BRIDENBAUGH: There was a lot of uncertainty about whether the Mark 1 containment would be able to withstand a major accident that they should have been designed to withstand.

GELLERMAN: Well, when you told your bosses at GE that there was a problem, what did they say?

BRIDENBAUGH: Well, my bosses at GE, said: Yeah, we know there’s a problem, we have to do something about it, and that’s what they’re doing. And, in fact, I was the guy that they assigned to be the project manager directing this reanalysis program. But I was concerned that there should have, perhaps, have been a respite while we completed the analysis. And my bosses basically said, well we can’t afford to do that - that would be like a massive recall, and it would be very detrimental to the marketing program of GE.

GELLERMAN: When you say respite, you wanted them to close these plants down while you did the analysis?

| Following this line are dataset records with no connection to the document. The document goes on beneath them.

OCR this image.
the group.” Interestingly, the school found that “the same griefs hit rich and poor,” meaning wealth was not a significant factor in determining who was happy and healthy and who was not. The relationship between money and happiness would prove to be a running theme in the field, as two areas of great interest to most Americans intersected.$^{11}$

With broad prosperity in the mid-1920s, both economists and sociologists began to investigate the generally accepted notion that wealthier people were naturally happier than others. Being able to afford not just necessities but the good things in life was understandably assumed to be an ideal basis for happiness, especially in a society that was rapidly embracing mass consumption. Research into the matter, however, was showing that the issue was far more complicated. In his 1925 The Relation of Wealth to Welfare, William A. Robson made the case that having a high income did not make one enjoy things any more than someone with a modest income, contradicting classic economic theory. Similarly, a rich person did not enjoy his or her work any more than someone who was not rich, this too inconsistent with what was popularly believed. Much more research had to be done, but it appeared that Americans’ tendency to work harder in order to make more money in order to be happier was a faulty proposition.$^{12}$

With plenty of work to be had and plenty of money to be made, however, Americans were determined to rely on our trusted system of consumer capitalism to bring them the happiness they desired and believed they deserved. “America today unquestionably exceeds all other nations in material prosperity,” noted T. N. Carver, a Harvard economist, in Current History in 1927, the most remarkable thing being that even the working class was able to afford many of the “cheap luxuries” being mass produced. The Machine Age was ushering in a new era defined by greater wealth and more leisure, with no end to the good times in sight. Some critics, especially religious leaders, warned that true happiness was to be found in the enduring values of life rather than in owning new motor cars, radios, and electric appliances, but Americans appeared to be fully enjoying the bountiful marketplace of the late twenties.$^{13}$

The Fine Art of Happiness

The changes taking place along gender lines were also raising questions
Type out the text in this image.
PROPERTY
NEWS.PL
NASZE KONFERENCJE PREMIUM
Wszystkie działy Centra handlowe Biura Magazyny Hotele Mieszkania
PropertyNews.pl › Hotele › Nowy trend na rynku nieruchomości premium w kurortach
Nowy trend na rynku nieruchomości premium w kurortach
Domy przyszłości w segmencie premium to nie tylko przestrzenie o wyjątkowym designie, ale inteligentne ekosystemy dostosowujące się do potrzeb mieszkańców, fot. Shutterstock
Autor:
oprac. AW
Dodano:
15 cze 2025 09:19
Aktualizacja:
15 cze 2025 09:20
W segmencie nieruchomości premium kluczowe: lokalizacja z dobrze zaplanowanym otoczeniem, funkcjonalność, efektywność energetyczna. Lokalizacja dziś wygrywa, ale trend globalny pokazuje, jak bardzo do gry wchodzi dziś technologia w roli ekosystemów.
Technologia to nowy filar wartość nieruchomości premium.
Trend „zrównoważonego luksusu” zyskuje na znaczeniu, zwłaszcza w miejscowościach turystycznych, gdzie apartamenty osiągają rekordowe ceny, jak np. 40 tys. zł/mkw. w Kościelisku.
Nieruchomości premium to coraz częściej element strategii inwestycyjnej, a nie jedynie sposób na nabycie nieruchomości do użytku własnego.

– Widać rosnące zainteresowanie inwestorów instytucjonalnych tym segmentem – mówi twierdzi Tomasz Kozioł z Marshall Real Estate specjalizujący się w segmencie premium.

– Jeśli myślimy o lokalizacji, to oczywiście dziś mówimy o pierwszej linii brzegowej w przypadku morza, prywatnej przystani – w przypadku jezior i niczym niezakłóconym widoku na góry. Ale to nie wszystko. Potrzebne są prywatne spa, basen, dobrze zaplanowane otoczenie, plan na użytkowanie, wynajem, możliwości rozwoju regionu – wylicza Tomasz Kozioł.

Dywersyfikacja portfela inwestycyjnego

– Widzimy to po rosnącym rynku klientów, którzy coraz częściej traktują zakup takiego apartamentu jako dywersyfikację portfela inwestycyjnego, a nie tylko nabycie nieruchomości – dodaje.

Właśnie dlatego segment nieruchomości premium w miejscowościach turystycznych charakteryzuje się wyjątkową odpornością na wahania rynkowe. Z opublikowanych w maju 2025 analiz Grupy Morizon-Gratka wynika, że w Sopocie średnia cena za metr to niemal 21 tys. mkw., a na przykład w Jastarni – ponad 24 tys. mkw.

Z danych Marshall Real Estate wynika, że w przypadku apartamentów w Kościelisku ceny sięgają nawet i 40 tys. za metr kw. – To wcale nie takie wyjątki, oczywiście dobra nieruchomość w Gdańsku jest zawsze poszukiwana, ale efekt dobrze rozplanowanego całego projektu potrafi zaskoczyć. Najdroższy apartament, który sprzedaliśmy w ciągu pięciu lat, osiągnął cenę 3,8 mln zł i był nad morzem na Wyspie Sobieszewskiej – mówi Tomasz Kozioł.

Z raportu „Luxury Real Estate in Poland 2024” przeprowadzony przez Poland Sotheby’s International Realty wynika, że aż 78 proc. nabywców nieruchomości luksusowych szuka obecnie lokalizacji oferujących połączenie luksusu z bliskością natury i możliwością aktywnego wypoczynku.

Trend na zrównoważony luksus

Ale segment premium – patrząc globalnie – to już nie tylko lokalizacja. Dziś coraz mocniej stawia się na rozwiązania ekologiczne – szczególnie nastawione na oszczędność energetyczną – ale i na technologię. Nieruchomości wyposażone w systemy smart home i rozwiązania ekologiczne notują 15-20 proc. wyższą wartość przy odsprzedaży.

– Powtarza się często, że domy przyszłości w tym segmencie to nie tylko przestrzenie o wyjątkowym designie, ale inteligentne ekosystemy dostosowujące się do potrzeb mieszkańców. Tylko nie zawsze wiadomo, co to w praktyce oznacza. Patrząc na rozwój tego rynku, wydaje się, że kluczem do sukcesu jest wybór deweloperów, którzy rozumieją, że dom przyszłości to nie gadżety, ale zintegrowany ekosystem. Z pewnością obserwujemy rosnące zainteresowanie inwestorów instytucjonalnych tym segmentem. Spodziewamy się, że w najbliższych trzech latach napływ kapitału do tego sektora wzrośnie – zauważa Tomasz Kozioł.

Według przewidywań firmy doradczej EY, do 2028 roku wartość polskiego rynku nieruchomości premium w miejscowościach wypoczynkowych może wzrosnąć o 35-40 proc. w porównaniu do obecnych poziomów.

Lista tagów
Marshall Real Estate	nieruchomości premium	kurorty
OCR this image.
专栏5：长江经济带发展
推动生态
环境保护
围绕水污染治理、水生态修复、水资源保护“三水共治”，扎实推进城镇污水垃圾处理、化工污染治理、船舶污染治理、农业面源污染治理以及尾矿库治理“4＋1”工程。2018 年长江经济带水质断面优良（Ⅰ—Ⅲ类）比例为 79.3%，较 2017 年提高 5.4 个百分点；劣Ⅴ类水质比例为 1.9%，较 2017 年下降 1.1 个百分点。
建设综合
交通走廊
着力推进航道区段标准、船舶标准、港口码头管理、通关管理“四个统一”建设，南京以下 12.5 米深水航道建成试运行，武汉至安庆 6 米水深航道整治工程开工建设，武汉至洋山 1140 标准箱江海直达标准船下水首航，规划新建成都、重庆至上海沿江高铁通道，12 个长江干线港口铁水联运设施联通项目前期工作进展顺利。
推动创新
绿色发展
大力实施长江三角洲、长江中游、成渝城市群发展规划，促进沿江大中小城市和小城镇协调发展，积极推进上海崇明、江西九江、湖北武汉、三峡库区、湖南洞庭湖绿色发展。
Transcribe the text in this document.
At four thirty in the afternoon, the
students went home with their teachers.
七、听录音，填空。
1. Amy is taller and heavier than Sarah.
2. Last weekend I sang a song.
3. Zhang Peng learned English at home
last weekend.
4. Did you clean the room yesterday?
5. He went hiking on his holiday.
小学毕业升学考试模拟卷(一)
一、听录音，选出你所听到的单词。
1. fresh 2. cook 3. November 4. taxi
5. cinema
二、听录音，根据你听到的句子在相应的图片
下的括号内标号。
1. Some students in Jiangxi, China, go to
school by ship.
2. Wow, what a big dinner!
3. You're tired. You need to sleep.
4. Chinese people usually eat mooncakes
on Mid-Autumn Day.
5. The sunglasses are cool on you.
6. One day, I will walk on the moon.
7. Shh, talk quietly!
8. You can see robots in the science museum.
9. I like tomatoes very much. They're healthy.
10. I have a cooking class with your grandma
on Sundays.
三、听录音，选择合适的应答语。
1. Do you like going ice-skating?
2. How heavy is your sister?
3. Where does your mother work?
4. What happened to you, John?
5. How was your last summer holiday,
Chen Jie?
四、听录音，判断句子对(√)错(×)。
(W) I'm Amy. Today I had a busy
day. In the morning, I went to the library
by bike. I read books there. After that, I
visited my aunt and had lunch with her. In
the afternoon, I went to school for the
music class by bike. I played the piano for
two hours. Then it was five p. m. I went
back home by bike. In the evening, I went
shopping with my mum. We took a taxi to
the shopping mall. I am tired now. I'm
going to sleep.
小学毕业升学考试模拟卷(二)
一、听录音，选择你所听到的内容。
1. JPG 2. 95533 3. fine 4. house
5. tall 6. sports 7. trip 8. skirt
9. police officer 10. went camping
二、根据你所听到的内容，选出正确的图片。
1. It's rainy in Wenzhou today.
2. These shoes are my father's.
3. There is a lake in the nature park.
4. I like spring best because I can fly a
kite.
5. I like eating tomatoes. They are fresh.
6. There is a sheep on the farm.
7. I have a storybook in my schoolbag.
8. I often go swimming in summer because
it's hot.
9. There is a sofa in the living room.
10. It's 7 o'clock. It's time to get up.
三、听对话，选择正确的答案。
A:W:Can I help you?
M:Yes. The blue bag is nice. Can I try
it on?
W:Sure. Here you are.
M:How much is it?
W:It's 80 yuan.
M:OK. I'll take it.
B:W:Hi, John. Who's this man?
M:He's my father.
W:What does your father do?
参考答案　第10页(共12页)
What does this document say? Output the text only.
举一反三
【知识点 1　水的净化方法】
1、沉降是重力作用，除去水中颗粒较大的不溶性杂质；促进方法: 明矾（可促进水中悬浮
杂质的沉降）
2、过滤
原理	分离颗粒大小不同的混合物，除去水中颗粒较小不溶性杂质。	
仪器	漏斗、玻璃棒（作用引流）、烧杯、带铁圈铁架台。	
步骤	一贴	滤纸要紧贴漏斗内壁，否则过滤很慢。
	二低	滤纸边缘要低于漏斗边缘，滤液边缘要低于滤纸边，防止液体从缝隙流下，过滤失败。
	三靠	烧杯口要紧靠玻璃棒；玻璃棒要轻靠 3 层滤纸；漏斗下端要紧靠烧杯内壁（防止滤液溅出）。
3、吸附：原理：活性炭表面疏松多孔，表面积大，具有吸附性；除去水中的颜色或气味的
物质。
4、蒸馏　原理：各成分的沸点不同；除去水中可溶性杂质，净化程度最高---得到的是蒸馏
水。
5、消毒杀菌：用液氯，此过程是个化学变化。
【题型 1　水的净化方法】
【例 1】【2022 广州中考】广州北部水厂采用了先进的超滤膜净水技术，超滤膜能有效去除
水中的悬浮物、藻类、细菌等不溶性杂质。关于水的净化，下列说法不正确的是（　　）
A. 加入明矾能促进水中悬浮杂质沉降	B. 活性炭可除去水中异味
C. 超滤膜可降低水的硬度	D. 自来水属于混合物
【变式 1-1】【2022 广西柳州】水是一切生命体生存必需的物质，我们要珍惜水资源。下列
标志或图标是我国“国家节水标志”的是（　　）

BRIDENBAUGH: Well, yes. I would have been much more satisfied if they had been closed down to do the analysis, yes.

GELLERMAN: And you and two other GE engineers quit?

BRIDENBAUGH: That’s right.

GELLERMAN: Is there a fundamental flaw that existed back then that’s still something we have to deal with? Is this generic to the design or can they be fixed?

BRIDENBAUGH: Well, it’s really hard to say, and it’s kind of a judgment call. There’s probably not a specific design flaw that exists there, but the configuration of the Mark 1 plant certainly, in my opinion, leaves it a little more vulnerable to significant events such as the earthquake or tsunami that happened at Fukushima. And, uh, I think that they have a basic design weakness, if you will, to withstand those kinds of events.

GELLERMAN: Well, Mr. Bridenbaugh, thanks a lot.

BRIDENBAUGH: Oh, okay. Thank you.

GELLERMAN: Former GE nuclear engineer Dale Bridenbaugh. You can hear more of the interview at our web site loe dot org.